Gubernur Jawa Tengah Ganjar Pranowo tak perlu terkejut melihat maraknya pungutan liar di jembatan timbang. Praktek begini sudah berlangsung puluhan tahun. Maraknya pungutan liar terjadi, selain karena lemahnya pengawasan, akibat salah kaprah tentang fungsi jembatan timbang.
Agar hal ini tak terus-menerus terjadi, selain memperketat pengawasan, pemerintah daerah perlu mengubah peraturan yang justru mendorong terjadinya pungutan liar. Pemerintah pusat juga mesti membuat sistem distribusi barang melalui jalur laut dan kereta api agar beban angkutan jalan raya berkurang.
Salah kaprah fungsi jembatan timbang tampak dari Peraturan Daerah Jawa Tengah Nomor 1 Tahun 2012. Peraturan ini aneh. Bukannya menahan truk bermuatan lebih, aturan ini justru meloloskannya asalkan sopir membayar denda.
Denda tak seberapa itu pun selalu bisa diakali dengan "salam tempel". Maka tak mengherankan jika jalur Pantai Utara (Pantura) dipenuhi truk raksasa bermuatan ekstra, sehingga ruas kerusakan jalan itu kian parah. Biaya perbaikan dan perawatan Pantura pun sangat mahal, yakni Rp 1,2 triliun setiap tahun.
Aturan itulah yang harus diubah. Bukan mustahil, aturan sejenis juga diberlakukan di provinsi lain. Tak ada alasan mempertahankan Perda yang nyata-nyata bertentangan dengan Undang-Undang Lalu Lintas.
Lagi pula, lolosnya truk dengan beban berlebih bukan hanya merusak jalan, melainkan juga meningkatkan kecelakaan. Sudah banyak kecelakaan karena rem truk blong atau as patah akibat kelebihan beban.

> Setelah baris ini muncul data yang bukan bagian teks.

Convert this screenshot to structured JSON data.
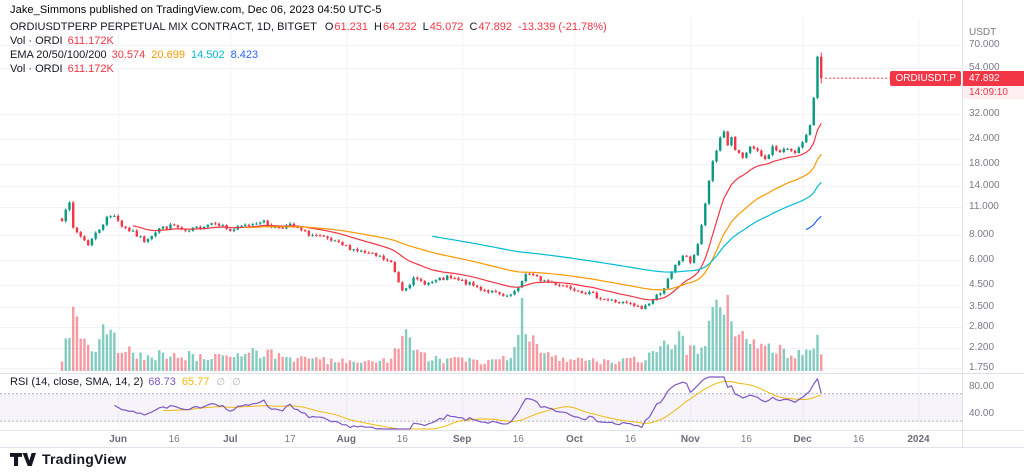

Pembenahan aturan itu penting karena jalur Pantura sangat vital. Jalur ini melayani 40 persen dari total lalu lintas distribusi barang nasional. Inilah jalur barang terpadat di Indonesia. Setiap tahun, 800 juta ton barang diangkut melalui jalur ini. Padahal kapasitas normalnya hanya separuhnya. Dengan beban seperti itu, mustahil kontrol lalu lintas barang melalui jembatan timbang bisa efektif.
Itu sebabnya, pemerintah pusat mesti segera memecah beban jalur Pantura ke moda transportasi lain, yaitu jalur kereta api dan laut. Beroperasinya rel ganda kereta api pada akhir Mei ini semestinya menjadi peluang bagi pemerintah untuk mengalihkan beban.
Jalur laut juga bisa menjadi alternatif yang bagus. Pemerintah pusat perlu segera menjalankan sistem "coastal shipping". Intinya, sistem ini membuka pelabuhan-pelabuhan kecil di sepanjang Pantai Utara Jawa sebagai pintu masuk dan keluar distribusi barang.
Dengan model itu, arus barang melalui laut tidak harus lewat pelabuhan besar, seperti Tanjung Perak (Surabaya), Tanjung Emas (Semarang), atau Tanjung Priok (Jakarta). Kapal-kapal itu bisa bongkar-muat di pelabuhan-pelabuhan kecil, seperti Rembang, Pekalongan, Tegal, dan Cirebon.
Sistem ini sebetulnya sudah dirancang dalam Peraturan Presiden No. 26/2012 tentang Cetak Biru Pengembangan Sistem Logistik Nasional. Ada banyak hal yang harus disiapkan, menyangkut infrastruktur pelabuhan dan ketersediaan kapal barang ukuran kecil. Namun, dalam jangka panjang, sistem ini akan efektif untuk mengurangi beban Pantura.